如何生成b样条基矩阵,传入数组、结点和度数?
要复制输入的Python,可以这样做:
import numpy as np
women_height = np.array([58,59,60,61,62,63,64,65,66,67,68,69,70,71,72])
knots = array([59.4, 62.2, 65. , 67.8, 70.6])
将评论转换为答案,BSpline.design_matrix正在构建您所追求的内容,以csr稀疏格式。它将在scipy 1.8发布时提供。在此之前,您可以获取scipy的主分支,或者使用文档建议的解决方案(https://scipy.github.io/devdocs/reference/generated/scipy.interpolate.BSpline.design_matrix.html#scipy.interpolate.BSpline.design_matrix):
t = ...
c = np.eye(len(t) - k - 1)
design_matrix_gh = BSpline(t, c, k)(x)
EDIT: R文档,https://www.rdocumentation.org/packages/splines/versions/3.6.2/topics/bs,声明knots参数是内部节。scipy的BSpline不会自动填充结,所以你需要自己做。
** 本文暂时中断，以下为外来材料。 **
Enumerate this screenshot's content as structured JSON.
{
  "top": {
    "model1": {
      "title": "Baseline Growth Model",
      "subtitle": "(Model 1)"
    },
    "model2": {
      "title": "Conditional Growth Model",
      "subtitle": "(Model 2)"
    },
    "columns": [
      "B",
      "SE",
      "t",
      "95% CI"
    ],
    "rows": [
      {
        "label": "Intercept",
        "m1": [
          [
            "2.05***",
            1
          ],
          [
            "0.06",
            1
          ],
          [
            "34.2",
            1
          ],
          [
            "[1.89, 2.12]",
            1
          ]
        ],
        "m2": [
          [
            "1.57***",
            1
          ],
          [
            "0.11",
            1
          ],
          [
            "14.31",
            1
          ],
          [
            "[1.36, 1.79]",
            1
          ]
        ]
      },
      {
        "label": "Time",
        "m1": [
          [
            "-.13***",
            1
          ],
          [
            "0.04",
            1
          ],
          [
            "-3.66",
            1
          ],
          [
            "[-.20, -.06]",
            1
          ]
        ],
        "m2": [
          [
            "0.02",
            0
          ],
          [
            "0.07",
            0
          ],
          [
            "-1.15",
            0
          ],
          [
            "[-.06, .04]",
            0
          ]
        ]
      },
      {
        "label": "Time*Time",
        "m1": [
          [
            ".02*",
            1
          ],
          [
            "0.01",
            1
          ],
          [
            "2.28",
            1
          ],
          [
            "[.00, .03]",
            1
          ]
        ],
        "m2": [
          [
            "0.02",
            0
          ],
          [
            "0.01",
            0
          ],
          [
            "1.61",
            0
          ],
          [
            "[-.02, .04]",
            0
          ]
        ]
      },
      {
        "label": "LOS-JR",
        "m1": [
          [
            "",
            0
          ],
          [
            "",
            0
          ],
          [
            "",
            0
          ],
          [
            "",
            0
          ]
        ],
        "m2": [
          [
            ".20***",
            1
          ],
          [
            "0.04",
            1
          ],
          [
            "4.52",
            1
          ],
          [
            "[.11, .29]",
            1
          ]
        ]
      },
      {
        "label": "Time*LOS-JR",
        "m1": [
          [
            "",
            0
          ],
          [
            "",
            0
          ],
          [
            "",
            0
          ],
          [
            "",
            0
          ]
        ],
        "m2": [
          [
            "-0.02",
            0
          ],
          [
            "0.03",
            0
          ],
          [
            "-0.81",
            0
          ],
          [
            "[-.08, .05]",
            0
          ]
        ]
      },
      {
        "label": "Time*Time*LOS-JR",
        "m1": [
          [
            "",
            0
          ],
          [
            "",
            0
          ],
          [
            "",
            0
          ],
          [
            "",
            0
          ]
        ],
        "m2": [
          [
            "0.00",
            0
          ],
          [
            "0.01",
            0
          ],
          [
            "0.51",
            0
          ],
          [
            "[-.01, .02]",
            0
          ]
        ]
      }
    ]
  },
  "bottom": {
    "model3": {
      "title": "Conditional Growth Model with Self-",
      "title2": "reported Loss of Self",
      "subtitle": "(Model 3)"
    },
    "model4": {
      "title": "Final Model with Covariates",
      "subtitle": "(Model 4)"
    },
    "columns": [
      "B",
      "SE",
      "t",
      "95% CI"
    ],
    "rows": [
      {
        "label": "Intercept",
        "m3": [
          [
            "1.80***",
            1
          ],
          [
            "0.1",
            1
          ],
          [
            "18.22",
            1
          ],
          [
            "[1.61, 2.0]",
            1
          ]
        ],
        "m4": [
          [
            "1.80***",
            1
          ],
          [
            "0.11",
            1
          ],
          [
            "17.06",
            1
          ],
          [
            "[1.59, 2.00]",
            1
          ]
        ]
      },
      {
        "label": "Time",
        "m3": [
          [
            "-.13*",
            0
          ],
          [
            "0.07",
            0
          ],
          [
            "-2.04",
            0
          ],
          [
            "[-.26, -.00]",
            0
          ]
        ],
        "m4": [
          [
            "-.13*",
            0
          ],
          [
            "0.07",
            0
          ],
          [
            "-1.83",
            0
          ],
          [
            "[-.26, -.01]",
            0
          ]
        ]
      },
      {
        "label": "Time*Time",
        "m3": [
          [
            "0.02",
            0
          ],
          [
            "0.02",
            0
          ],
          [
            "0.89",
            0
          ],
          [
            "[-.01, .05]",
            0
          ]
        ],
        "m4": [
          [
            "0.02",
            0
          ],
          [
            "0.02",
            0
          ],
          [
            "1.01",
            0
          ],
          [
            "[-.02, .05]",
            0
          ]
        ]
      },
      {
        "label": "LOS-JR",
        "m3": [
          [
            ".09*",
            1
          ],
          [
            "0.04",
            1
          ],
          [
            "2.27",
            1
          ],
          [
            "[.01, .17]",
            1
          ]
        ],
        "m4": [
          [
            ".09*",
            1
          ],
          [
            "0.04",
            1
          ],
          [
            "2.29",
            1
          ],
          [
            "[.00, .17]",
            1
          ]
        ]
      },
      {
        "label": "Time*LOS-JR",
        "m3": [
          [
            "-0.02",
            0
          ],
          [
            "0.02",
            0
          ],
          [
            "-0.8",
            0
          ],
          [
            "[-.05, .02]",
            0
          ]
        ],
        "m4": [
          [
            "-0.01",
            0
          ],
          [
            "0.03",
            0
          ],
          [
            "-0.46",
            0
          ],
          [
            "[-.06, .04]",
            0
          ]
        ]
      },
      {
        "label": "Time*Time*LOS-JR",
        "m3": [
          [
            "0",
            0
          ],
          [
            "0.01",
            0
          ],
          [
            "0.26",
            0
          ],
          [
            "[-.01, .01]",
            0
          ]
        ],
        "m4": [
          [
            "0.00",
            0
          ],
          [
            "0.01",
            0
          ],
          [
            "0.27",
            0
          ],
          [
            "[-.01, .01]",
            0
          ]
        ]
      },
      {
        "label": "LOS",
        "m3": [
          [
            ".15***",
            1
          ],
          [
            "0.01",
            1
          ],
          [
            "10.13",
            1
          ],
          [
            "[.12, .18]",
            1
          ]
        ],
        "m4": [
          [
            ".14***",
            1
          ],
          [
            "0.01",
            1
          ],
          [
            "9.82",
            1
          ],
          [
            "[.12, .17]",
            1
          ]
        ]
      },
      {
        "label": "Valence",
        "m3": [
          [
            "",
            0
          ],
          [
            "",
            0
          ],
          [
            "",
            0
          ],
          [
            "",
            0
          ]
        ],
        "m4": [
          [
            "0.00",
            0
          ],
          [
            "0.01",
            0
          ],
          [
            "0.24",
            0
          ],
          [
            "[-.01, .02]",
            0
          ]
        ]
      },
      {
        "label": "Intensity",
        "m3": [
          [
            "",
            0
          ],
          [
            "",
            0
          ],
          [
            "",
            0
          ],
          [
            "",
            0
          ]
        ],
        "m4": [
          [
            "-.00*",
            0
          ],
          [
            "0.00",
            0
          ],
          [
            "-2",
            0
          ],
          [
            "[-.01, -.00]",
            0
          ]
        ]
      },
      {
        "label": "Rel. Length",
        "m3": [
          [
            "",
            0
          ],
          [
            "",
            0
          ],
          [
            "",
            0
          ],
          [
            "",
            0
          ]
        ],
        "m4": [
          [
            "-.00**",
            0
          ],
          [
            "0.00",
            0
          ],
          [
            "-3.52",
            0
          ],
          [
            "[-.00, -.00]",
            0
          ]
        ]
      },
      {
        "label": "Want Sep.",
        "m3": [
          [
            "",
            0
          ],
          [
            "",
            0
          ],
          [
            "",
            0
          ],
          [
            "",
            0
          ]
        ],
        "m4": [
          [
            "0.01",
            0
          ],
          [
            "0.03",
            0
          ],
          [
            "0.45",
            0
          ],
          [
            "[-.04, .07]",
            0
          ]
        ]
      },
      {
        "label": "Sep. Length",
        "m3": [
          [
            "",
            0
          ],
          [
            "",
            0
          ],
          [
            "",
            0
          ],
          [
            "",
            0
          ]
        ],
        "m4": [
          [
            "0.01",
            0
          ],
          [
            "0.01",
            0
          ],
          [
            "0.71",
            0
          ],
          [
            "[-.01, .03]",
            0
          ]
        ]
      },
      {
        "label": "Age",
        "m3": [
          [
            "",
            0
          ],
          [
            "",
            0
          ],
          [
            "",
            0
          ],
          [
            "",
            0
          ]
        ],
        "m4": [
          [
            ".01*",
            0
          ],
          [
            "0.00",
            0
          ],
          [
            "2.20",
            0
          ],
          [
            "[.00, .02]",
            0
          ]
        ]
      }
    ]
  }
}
使用OP数据:
In [22]: women_height = np.array([58,59,60,61,62,63,64,65,66,67,68,69,70,71,72])
...: knots = np.array([59.4, 62.2, 65. , 67.8, 70.6])
In [23]: t = np.r_[(58,)*4, knots, (72,)*4] # <<<<<< here
In [24]: m = BSpline.design_matrix(women_height, t, k=3)
In [25]: with np.printoptions(linewidth=120, precision=5):
...: print(m.toarray())
...:
[[1.00000e+00 0.00000e+00 0.00000e+00 0.00000e+00 0.00000e+00 0.00000e+00 0.00000e+00 0.00000e+00 0.00000e+00]
[2.33236e-02 6.28442e-01 3.23939e-01 2.42954e-02 0.00000e+00 0.00000e+00 0.00000e+00 0.00000e+00 0.00000e+00]
[0.00000e+00 2.15581e-01 5.99895e-01 1.82884e-01 1.63994e-03 0.00000e+00 0.00000e+00 0.00000e+00 0.00000e+00]
[0.00000e+00 3.49854e-02 4.95627e-01 4.38290e-01 3.10982e-02 0.00000e+00 0.00000e+00 0.00000e+00 0.00000e+00]
[0.00000e+00 1.61970e-04 2.45586e-01 6.20809e-01 1.33443e-01 0.00000e+00 0.00000e+00 0.00000e+00 0.00000e+00]
[0.00000e+00 0.00000e+00 7.28863e-02 5.84548e-01 3.38678e-01 3.88727e-03 0.00000e+00 0.00000e+00 0.00000e+00]
[0.00000e+00 0.00000e+00 9.11079e-03 3.84718e-01 5.61893e-01 4.42784e-02 0.00000e+00 0.00000e+00 0.00000e+00]
[0.00000e+00 0.00000e+00 0.00000e+00 1.66667e-01 6.66667e-01 1.66667e-01 0.00000e+00 0.00000e+00 0.00000e+00]
[0.00000e+00 0.00000e+00 0.00000e+00 4.42784e-02 5.61893e-01 3.84718e-01 9.11079e-03 0.00000e+00 0.00000e+00]
[0.00000e+00 0.00000e+00 0.00000e+00 3.88727e-03 3.38678e-01 5.84548e-01 7.28863e-02 0.00000e+00 0.00000e+00]
[0.00000e+00 0.00000e+00 0.00000e+00 0.00000e+00 1.33443e-01 6.20809e-01 2.45586e-01 1.61970e-04 0.00000e+00]
[0.00000e+00 0.00000e+00 0.00000e+00 0.00000e+00 3.10982e-02 4.38290e-01 4.95627e-01 3.49854e-02 0.00000e+00]
[0.00000e+00 0.00000e+00 0.00000e+00 0.00000e+00 1.63994e-03 1.82884e-01 5.99895e-01 2.15581e-01 0.00000e+00]
[0.00000e+00 0.00000e+00 0.00000e+00 0.00000e+00 0.00000e+00 2.42954e-02 3.23939e-01 6.28442e-01 2.33236e-02]
[0.00000e+00 0.00000e+00 0.00000e+00 0.00000e+00 0.00000e+00 0.00000e+00 0.00000e+00 0.00000e+00 1.00000e+00]]
看起来类似于R从OP对第一列取模得到的输出。从R的文档中,目前还不清楚它是如何填充结向量的,但如果你想要相同的输出,你可以把第一列切掉(m.toarray()[1:, :]或一些这样的)。